You remain silent, still in shock from the sudden appearance of this arcane relationship chart and its complete lack of a key. Luckily, the strange creature mistakes your confused silence as a sort of negotiating tactic. Tell you what. I'll give you that crystal you want on the conditions that you disengage the Acquaintance Matrix and get my pal Sid to come back from the bar.
"Yeah, uh, sure. Ok." The chart disappears and the three of you stand in complete silence for at least a minute. Crow motions for you to step inside before pulling the door shut and heading further into his shop. You decide to follow. "So, uh, what kind of shop is this?" "Hmm. A magic shop."Well, that was informative. Hey, just because you pet Crow doesn't mean he's a cat. "...That is correct. I am not a cat." Fantasy Apples to Apples sounds cool, though. Actually, forget about getting Sid back from the bar, let's just do whatever that is. "Hmm. No. I just managed negotiating Emii to bed. It took an hour." Alright, alright, the bar scene is back on.

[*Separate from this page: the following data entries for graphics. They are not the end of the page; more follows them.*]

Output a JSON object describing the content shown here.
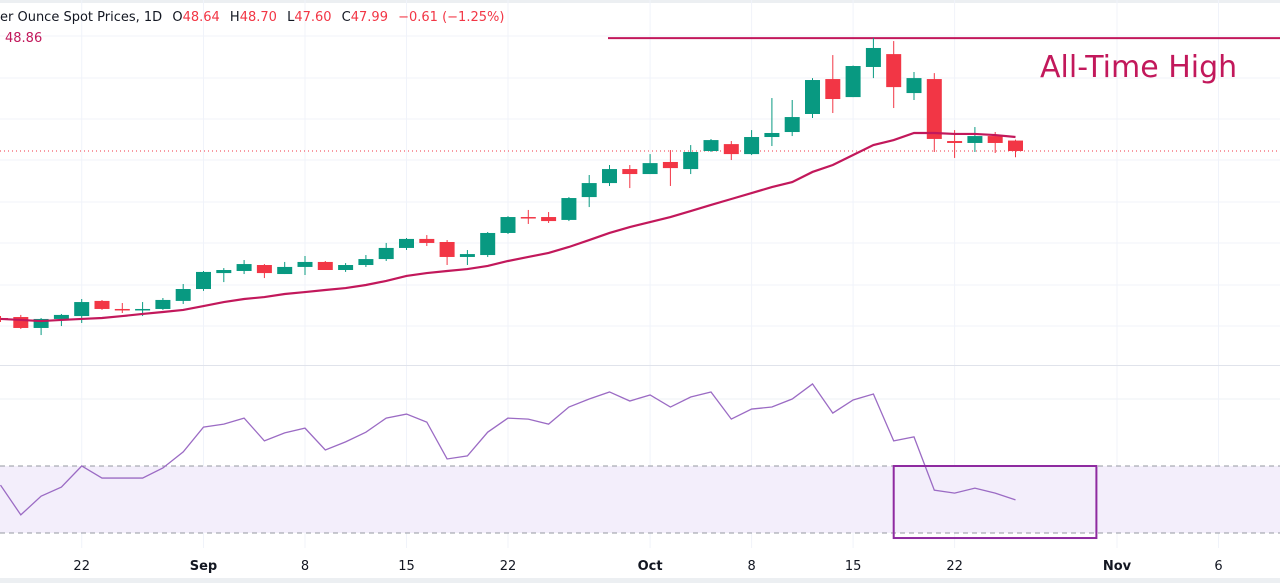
{
  "header": {
    "title": "er Ounce Spot Prices, 1D",
    "open_key": "O",
    "open": "48.64",
    "high_key": "H",
    "high": "48.70",
    "low_key": "L",
    "low": "47.60",
    "close_key": "C",
    "close": "47.99",
    "change": "−0.61 (−1.25%)",
    "ema_value": "48.86"
  },
  "annotation": {
    "ath_text": "All-Time High"
  },
  "colors": {
    "up": "#089981",
    "down": "#f23645",
    "ema": "#c2185b",
    "oscillator": "#9b6bc4",
    "band_fill": "#f3eefb",
    "highlight_box": "#8e2aa0",
    "ath_line": "#c2185b",
    "last_price_line": "#f23645"
  },
  "chart_data": [
    {
      "type": "candlestick",
      "interval": "1D",
      "ylim": [
        34.7,
        57.37
      ],
      "grid": true,
      "last_price": 47.99,
      "ath_level": 55.0,
      "dates": [
        "Aug 18",
        "Aug 19",
        "Aug 20",
        "Aug 21",
        "Aug 22",
        "Aug 25",
        "Aug 26",
        "Aug 27",
        "Aug 28",
        "Aug 29",
        "Sep 1",
        "Sep 2",
        "Sep 3",
        "Sep 4",
        "Sep 5",
        "Sep 8",
        "Sep 9",
        "Sep 10",
        "Sep 11",
        "Sep 12",
        "Sep 15",
        "Sep 16",
        "Sep 17",
        "Sep 18",
        "Sep 19",
        "Sep 22",
        "Sep 23",
        "Sep 24",
        "Sep 25",
        "Sep 26",
        "Sep 29",
        "Sep 30",
        "Oct 1",
        "Oct 2",
        "Oct 3",
        "Oct 6",
        "Oct 7",
        "Oct 8",
        "Oct 9",
        "Oct 10",
        "Oct 13",
        "Oct 14",
        "Oct 15",
        "Oct 16",
        "Oct 17",
        "Oct 20",
        "Oct 21",
        "Oct 22",
        "Oct 23",
        "Oct 24",
        "Oct 27"
      ],
      "ohlc": [
        [
          37.62,
          37.74,
          37.37,
          37.5
        ],
        [
          37.68,
          37.81,
          36.94,
          37.0
        ],
        [
          37.0,
          37.62,
          36.56,
          37.56
        ],
        [
          37.56,
          37.87,
          37.12,
          37.81
        ],
        [
          37.74,
          38.8,
          37.31,
          38.61
        ],
        [
          38.68,
          38.74,
          38.12,
          38.18
        ],
        [
          38.18,
          38.55,
          37.93,
          38.16
        ],
        [
          38.15,
          38.61,
          37.74,
          38.18
        ],
        [
          38.18,
          38.86,
          38.12,
          38.74
        ],
        [
          38.68,
          39.73,
          38.49,
          39.42
        ],
        [
          39.42,
          40.54,
          39.3,
          40.48
        ],
        [
          40.41,
          40.72,
          39.85,
          40.6
        ],
        [
          40.54,
          41.22,
          40.35,
          40.97
        ],
        [
          40.91,
          40.97,
          40.1,
          40.41
        ],
        [
          40.35,
          41.1,
          40.35,
          40.79
        ],
        [
          40.79,
          41.47,
          40.29,
          41.1
        ],
        [
          41.1,
          41.16,
          40.6,
          40.6
        ],
        [
          40.6,
          41.03,
          40.48,
          40.91
        ],
        [
          40.91,
          41.53,
          40.79,
          41.28
        ],
        [
          41.28,
          42.28,
          41.16,
          41.97
        ],
        [
          41.97,
          42.59,
          41.84,
          42.53
        ],
        [
          42.53,
          42.77,
          42.09,
          42.28
        ],
        [
          42.34,
          42.46,
          40.91,
          41.41
        ],
        [
          41.41,
          41.84,
          40.91,
          41.59
        ],
        [
          41.53,
          42.96,
          41.41,
          42.9
        ],
        [
          42.9,
          43.95,
          42.84,
          43.89
        ],
        [
          43.89,
          44.33,
          43.46,
          43.86
        ],
        [
          43.89,
          44.2,
          43.52,
          43.64
        ],
        [
          43.71,
          45.13,
          43.64,
          45.07
        ],
        [
          45.13,
          46.5,
          44.51,
          46.0
        ],
        [
          46.0,
          47.12,
          45.82,
          46.87
        ],
        [
          46.87,
          47.12,
          45.69,
          46.56
        ],
        [
          46.56,
          47.8,
          46.56,
          47.24
        ],
        [
          47.31,
          48.05,
          45.82,
          46.93
        ],
        [
          46.87,
          48.36,
          46.56,
          47.93
        ],
        [
          47.99,
          48.74,
          47.93,
          48.67
        ],
        [
          48.42,
          48.61,
          47.43,
          47.8
        ],
        [
          47.8,
          49.29,
          47.74,
          48.86
        ],
        [
          48.86,
          51.28,
          48.3,
          49.11
        ],
        [
          49.17,
          51.16,
          48.92,
          50.1
        ],
        [
          50.29,
          52.52,
          50.04,
          52.4
        ],
        [
          52.46,
          53.95,
          50.35,
          51.22
        ],
        [
          51.34,
          53.3,
          51.34,
          53.27
        ],
        [
          53.21,
          55.01,
          52.52,
          54.39
        ],
        [
          54.01,
          54.82,
          50.66,
          51.96
        ],
        [
          51.59,
          52.9,
          51.16,
          52.52
        ],
        [
          52.46,
          52.83,
          47.93,
          48.74
        ],
        [
          48.61,
          49.29,
          47.56,
          48.49
        ],
        [
          48.49,
          49.48,
          47.93,
          48.92
        ],
        [
          48.92,
          49.17,
          47.87,
          48.49
        ],
        [
          48.64,
          48.7,
          47.6,
          47.99
        ]
      ],
      "ema": [
        37.56,
        37.5,
        37.43,
        37.5,
        37.56,
        37.62,
        37.74,
        37.87,
        37.99,
        38.12,
        38.36,
        38.61,
        38.8,
        38.92,
        39.11,
        39.23,
        39.36,
        39.48,
        39.67,
        39.92,
        40.23,
        40.41,
        40.54,
        40.66,
        40.85,
        41.16,
        41.41,
        41.66,
        42.03,
        42.46,
        42.9,
        43.27,
        43.58,
        43.89,
        44.26,
        44.64,
        45.01,
        45.38,
        45.75,
        46.06,
        46.69,
        47.12,
        47.74,
        48.36,
        48.67,
        49.11,
        49.11,
        49.05,
        49.05,
        48.98,
        48.86
      ],
      "x_ticks": [
        {
          "label": "22",
          "date": "Aug 22"
        },
        {
          "label": "Sep",
          "date": "Sep 1"
        },
        {
          "label": "8",
          "date": "Sep 8"
        },
        {
          "label": "15",
          "date": "Sep 15"
        },
        {
          "label": "22",
          "date": "Sep 22"
        },
        {
          "label": "Oct",
          "date": "Oct 1"
        },
        {
          "label": "8",
          "date": "Oct 8"
        },
        {
          "label": "15",
          "date": "Oct 15"
        },
        {
          "label": "22",
          "date": "Oct 22"
        },
        {
          "label": "Nov",
          "date": "Nov 3"
        },
        {
          "label": "6",
          "date": "Nov 6"
        }
      ]
    },
    {
      "type": "line",
      "ylim": [
        29,
        80
      ],
      "grid_levels": [
        70,
        80
      ],
      "band": [
        30,
        50
      ],
      "values": [
        44.3,
        35.4,
        41.0,
        43.7,
        50.0,
        46.4,
        46.4,
        46.4,
        49.4,
        54.2,
        61.6,
        62.5,
        64.3,
        57.5,
        59.9,
        61.3,
        54.8,
        57.2,
        60.1,
        64.3,
        65.5,
        63.1,
        52.1,
        53.0,
        60.1,
        64.3,
        64.0,
        62.5,
        67.6,
        70.0,
        72.1,
        69.4,
        71.2,
        67.6,
        70.6,
        72.1,
        64.0,
        67.0,
        67.6,
        70.0,
        74.5,
        65.8,
        69.7,
        71.5,
        57.5,
        58.7,
        42.8,
        41.9,
        43.4,
        41.9,
        39.9
      ],
      "highlight": {
        "from": "Oct 17",
        "to": "Oct 30",
        "range": [
          28.5,
          50
        ]
      }
    }
  ]
}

The casual conversation between these two comforts you. Partially because you're gaining insight into who these two are but also because Crow's answers mean he's not brushing you off with his responses; he's just weird in general. Who puts their kid to bed this close to dawn? Why is he even worrying about bedtimes at this point? "I'm honestly curious about some of the merchandise you have here, Crow. Is it hard to find some of them in a quiet city like this?" Crow looks over from his new location behind a counter and tilts his head to the side. The numerous charms and pendants he wears clink together as he considers your question. "No."
He straightens up and pulls down on what you assume is a lever. "I designed my shop to address that issue as well as several others. I would rather not explain them now. I need to locate my coffee."
You're about to point out that he set his coffee mug down on a crate a few feet away from you, but the faint sound of voices catches your attention. It sounds like they're coming from outside the shop. It would be so much easier to know what is going on right now if there wasn't so much junk piled up in front of the main window. Yeah, it's not a great business model, either, but who's gunna clean this place up? Not Crow, that's for sure.
The little thing is on your shoulder now. You open your mouth to reply, but realize that you've got no idea what his name is. Oh yeah, right! The name's Raz. Now, come on and open up that door! You're gunna love this.